Muhtemelen yüreği gökyüzünde süzülen bir serçenin kanıt çırpışı telaşında, beyni umut ve kararlılıkla dolu olarak adımlıyordu yürüdüğü kaldırımları. Biraz sonra, bütün hücrelerine kadar heyecan ve kazanma arzusu içerisinde olan yoldaşlarıyla birlikte üstlendiği onurlu görevi yerine getirecek ve ülkemiz işçi ve emekçilerine, ezilen halklarına o müjdeli haberi, bir köprü üzerine asılacak pankartla bildirecekti. Nasıl telaşlanmasın, nihayetinde olmaz denilen olmuş, ayrılıklarla anılan bir tarih yok olmaya yüz tutmuş, Birlik Devrimi gerçekleşmiş, devrimin partisi yeni ve yengilerle dolu bir tarih için yola koyulmuştu.
Ama düşman kalleş ve acımasızdı. Bir o kadar da korkak. Sanki yeminliydi kan içmeye ve tarih yapıcılarının kat edeceği yola ket vurmaya. Günlerdir sokakları mesken eylemiş, yollara attığı hain pusularla devrimci ve komünist avındaydı. Ve öyle de yaptı çakallar sürüsü. Gördüğü gibi sıktı kahpe kurşunu bir 4 Kasım alaca karanlığında serçe telaşındaki Erdal’ımıza. Sandılar ki öldürebilirler O’nu, sandılar ki durdurabilirler bu büyük yürüyüşü. Ama olmadı ne öldürebildiler ne de durdurabildiler serüvencileri. Yeniye yelken açan partisi, O’nun şahadete ulaştığı Kasım ayını, O’na ve tüm devrim ve sosyalizm kavgasında yitirdiklerimize adayarak, onları yaşatmanın ve onlardan öğrenmenin muazzam erdemine kavuşturdu bu yola yürek koyanları.

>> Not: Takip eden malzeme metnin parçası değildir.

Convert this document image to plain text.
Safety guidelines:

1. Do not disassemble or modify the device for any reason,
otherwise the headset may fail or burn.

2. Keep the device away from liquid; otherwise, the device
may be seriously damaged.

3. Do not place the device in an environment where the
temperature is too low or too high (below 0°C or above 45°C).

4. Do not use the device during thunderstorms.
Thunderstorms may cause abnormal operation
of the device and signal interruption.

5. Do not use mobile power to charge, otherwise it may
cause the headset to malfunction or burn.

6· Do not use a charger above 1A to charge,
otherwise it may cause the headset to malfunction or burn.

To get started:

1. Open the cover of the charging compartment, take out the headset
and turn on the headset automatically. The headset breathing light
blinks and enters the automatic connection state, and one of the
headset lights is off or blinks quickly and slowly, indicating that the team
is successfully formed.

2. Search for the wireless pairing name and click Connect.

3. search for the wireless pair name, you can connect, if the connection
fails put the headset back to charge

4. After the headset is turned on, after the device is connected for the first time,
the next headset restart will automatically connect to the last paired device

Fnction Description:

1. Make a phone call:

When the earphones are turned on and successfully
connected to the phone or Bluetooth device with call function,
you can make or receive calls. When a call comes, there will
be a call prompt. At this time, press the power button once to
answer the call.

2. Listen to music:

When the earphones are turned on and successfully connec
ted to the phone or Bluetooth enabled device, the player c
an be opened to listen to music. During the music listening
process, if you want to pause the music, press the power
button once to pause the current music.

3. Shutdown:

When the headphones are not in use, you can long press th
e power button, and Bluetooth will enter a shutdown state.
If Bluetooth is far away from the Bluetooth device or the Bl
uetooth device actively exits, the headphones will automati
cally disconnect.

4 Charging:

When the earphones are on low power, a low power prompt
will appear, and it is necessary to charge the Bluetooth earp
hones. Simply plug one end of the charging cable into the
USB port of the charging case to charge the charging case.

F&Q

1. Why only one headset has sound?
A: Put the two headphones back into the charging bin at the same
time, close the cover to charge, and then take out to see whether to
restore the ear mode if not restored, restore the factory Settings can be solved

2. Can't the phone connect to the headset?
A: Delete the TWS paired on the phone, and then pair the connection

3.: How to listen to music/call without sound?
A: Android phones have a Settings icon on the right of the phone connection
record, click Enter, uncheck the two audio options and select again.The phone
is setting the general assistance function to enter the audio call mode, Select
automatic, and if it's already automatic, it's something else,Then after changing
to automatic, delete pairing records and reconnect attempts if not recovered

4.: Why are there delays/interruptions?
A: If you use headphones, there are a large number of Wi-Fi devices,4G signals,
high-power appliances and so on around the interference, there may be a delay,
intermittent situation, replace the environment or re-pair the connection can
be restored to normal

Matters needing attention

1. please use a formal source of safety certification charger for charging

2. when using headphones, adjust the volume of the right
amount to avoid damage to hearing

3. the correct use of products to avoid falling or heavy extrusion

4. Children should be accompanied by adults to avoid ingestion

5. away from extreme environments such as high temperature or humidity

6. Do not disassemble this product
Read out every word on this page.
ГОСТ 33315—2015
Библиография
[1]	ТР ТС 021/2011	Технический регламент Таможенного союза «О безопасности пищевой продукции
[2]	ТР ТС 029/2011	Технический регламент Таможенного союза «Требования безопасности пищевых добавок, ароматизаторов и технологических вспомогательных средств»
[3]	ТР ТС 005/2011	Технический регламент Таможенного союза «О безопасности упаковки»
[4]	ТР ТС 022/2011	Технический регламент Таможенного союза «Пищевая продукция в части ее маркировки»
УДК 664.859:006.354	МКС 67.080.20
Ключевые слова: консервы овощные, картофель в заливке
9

Aradan geçen 28 yıllık zaman diliminde hep yenileri katıldı Erdal’imıza aynı inanç ve kararlılıkla. Şengül, Ali Haydar, Özgür, Hüseyin, Erkut, Süleyman, Abuzer, Tuncay, Kutsiye, Yasemin, Cebrail, Yeliz, Şirin, Sibel, Alişer, Elende, Bayram, Ulaş ve adını sayamadığımız niceleri. Her biri birer ışık kümesi olarak yaşanmışlıkları ve ölümsüzlükleriyle sayfalar dolusu kitapların dahi anlatamayacağı öğrenilecek derslerle dolu bir tarihi miras bırakarak kanatlandılar gökyüzüne. İşte bu yüzden, biz, geride kalanlar her gökyüzüne bakışta, her Kasım ayında onlardan öğreniyor, onlarla aynı rüyayı görüyor, aynı havayı soluyoruz düşmana inat, haklı davamıza olan güvenle.
İşte bakın hiçte tereddüt etmiyor gencecik yürekler günümüzün onur ve özgürlük mücadelesine katılmaktan, kendilerinden önce ipi göğüslemiş olanların iyi birer öğrencisi olduklarını kanıtlarcasına. Onlar bugün karanlığın bekçilerinin saldırıları karşısında granitten komünist bilincin, sarsılmaz kadın iradesinin düşman sırtlarında patlayan işaret fişeği olarak kanatlanıp uçuyorlar gökyüzüne. Dillerinde aynı türkü, yüreklerinde aynı sevdayla…
Bir zamanlar Marksizmin kuramcısı Karl Marx “ölü nesillerin gelenekleri yaşayanların akıllarına kâbus gibi çöker” demişti. Bugün ölümsüzlüğe uğurladıklarımızın yaşamları, biz geride kalanlar için onlar gibi olma ve onlar gibi direnmenin, onlara layık olmanın yolunu döşüyor.
İşte bu nedenle, bu Kasım ayında düzenlenecek her toplantıda, yapılacak her ev ziyaretinde, asılacak her pankartta tüm sonsuzluğa uğurladıklarımızı anmak ve anlatmak temel görev oluyor Marksist Leninist komünistler için. Onlar için düzenlenecek geceler, görselliğinden disipline, militanlığından kapsayıcılığına yarınlara süzülüp akacak ışık kümeleri olmak zorunda. Çünkü onlar gecenin karanlık bekçilerine karşı direnerek, savaşarak ölümsüzleşen geleceğin aydınlık yüzüdürler. Çünkü onlar geçmişteki geleceğimizdirler. Çünkü onlar dönemin, mücadelenin kendilerinden beklentisini anlayan ve karşılayanlardır.